Milos Forman receives Lifetime Achievement Award; other winners include Together from Norway and The Girl from Sweden.
Xavier Dolan’s I Killed My Mother continued its festival success by taking the Golden Puffin award at the Reykjavik International Film Festival on Friday night. Montreal-based director Dolan’s debut film was the festival’s opening-night selection. The Cannes Directors Fortnight winner is about the stormy relationship between a teenage boy and his mother.
In a statement, Reykjavik’s jury said: “We chose this film not only because we were impressed by the main characters who are so expressive, never full of self-pity and who remain truthful all at the same time. The director is able to see his story in the wider context of human existence.”
The Golden Puffin, a “discovery” award, recognizes first or second films. Danish actress Iben Hjejle led this year’s all-female jury, which also included Austrian director Jessica Hausner; Icelandic actress Eva Osk Olafsdottir; Sochi Film Festival director Sitora Alieva and Icelandic editor Elisabet Ronaldsdottir.
The FIPRESCI award went to Swedish director Fredrik Ekdfelt’s debut feature The Girl (Flickan), about a 10-year-old girl who creates her own reality. The international critics on that jury were Lawrence Boyle, Tadeusz Szczepanski, and Nanna Frank Rasmussen.
In other prizes, the Church Of Iceland award, recognizing a film that deals with existential issues, went to Matias Armand Jordal’s Together (Sammen) from Norway.
The audience award, sponsored by Icelandic Express, went to local short film The Gentlemen (Herramenn) by Janus Bragi Jakobsson.
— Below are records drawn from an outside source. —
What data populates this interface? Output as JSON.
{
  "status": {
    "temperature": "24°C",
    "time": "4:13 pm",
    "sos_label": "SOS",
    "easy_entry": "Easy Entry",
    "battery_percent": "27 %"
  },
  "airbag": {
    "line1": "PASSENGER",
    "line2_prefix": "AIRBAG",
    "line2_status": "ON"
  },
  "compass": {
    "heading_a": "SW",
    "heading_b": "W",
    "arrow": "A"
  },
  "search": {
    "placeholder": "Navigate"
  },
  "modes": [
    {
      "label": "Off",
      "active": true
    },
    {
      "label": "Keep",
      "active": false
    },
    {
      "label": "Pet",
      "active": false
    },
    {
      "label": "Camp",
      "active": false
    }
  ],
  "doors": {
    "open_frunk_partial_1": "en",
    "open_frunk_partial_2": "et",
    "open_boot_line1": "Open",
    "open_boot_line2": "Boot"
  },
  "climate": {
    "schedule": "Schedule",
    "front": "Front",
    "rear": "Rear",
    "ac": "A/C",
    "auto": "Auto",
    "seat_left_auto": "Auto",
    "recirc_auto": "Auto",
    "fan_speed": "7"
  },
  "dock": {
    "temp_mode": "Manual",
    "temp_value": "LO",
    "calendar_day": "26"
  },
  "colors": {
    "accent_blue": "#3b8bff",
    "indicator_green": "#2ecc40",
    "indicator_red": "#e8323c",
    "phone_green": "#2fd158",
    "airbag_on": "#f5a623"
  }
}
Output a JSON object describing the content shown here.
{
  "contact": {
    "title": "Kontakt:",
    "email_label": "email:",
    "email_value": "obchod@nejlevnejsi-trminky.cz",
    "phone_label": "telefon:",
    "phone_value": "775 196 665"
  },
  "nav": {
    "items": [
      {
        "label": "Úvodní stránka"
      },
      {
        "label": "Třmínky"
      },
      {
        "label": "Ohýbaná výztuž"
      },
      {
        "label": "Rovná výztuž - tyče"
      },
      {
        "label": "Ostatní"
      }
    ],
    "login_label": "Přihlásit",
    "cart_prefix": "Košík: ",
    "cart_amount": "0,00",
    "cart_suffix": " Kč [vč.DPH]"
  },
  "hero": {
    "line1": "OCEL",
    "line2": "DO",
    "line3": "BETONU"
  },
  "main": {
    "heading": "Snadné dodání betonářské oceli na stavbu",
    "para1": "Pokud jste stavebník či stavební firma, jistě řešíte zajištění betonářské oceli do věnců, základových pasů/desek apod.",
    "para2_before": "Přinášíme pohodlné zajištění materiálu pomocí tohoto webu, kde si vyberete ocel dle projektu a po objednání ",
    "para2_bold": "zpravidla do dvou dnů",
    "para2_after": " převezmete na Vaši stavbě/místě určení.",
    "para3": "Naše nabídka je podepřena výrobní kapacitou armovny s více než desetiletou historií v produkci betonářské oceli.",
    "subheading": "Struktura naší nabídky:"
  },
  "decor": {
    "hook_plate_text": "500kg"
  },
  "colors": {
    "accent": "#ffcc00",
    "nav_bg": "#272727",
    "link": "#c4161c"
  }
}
That story is about male bonding aided by alcohol.
The Icelandic Red Cross Award for human rights went to Jean Marc Sainclair and Jean Crousillac’s Umoja: Where Men Are Forbidden, about a Kenyan village comprised of women.
The RIFF Environmental Award went to Brice Laine’s The Dancing Forest, about an African village that becomes self reliant.
Earlier this week, the festival presented its Honorary Award for Lifetime Achievement to Czech-born director Milos Forman, who remarked that he was impressed by Iceland’s local film scene. “For a country of 300,000 people, 10 features every year is an enormous achievement for which I congratulate you,” Forman said at a reception.
Despite the economic crash, the festival reported that attendance figures through Friday have set a new record at 22,000. The festival continues through Sunday, but held its closing party Friday night to coincide with the opening of Nordisk Panorama being held in Reykjavik this year.
In addition to screenings, RIFF hosted a Talent Lab, a drive-in screening, a swimming-pool screening, screenings at local directors’ houses, musical events and a photography exhibit.
The 2010 RIFF is set for Sept. 23-Oct. 3.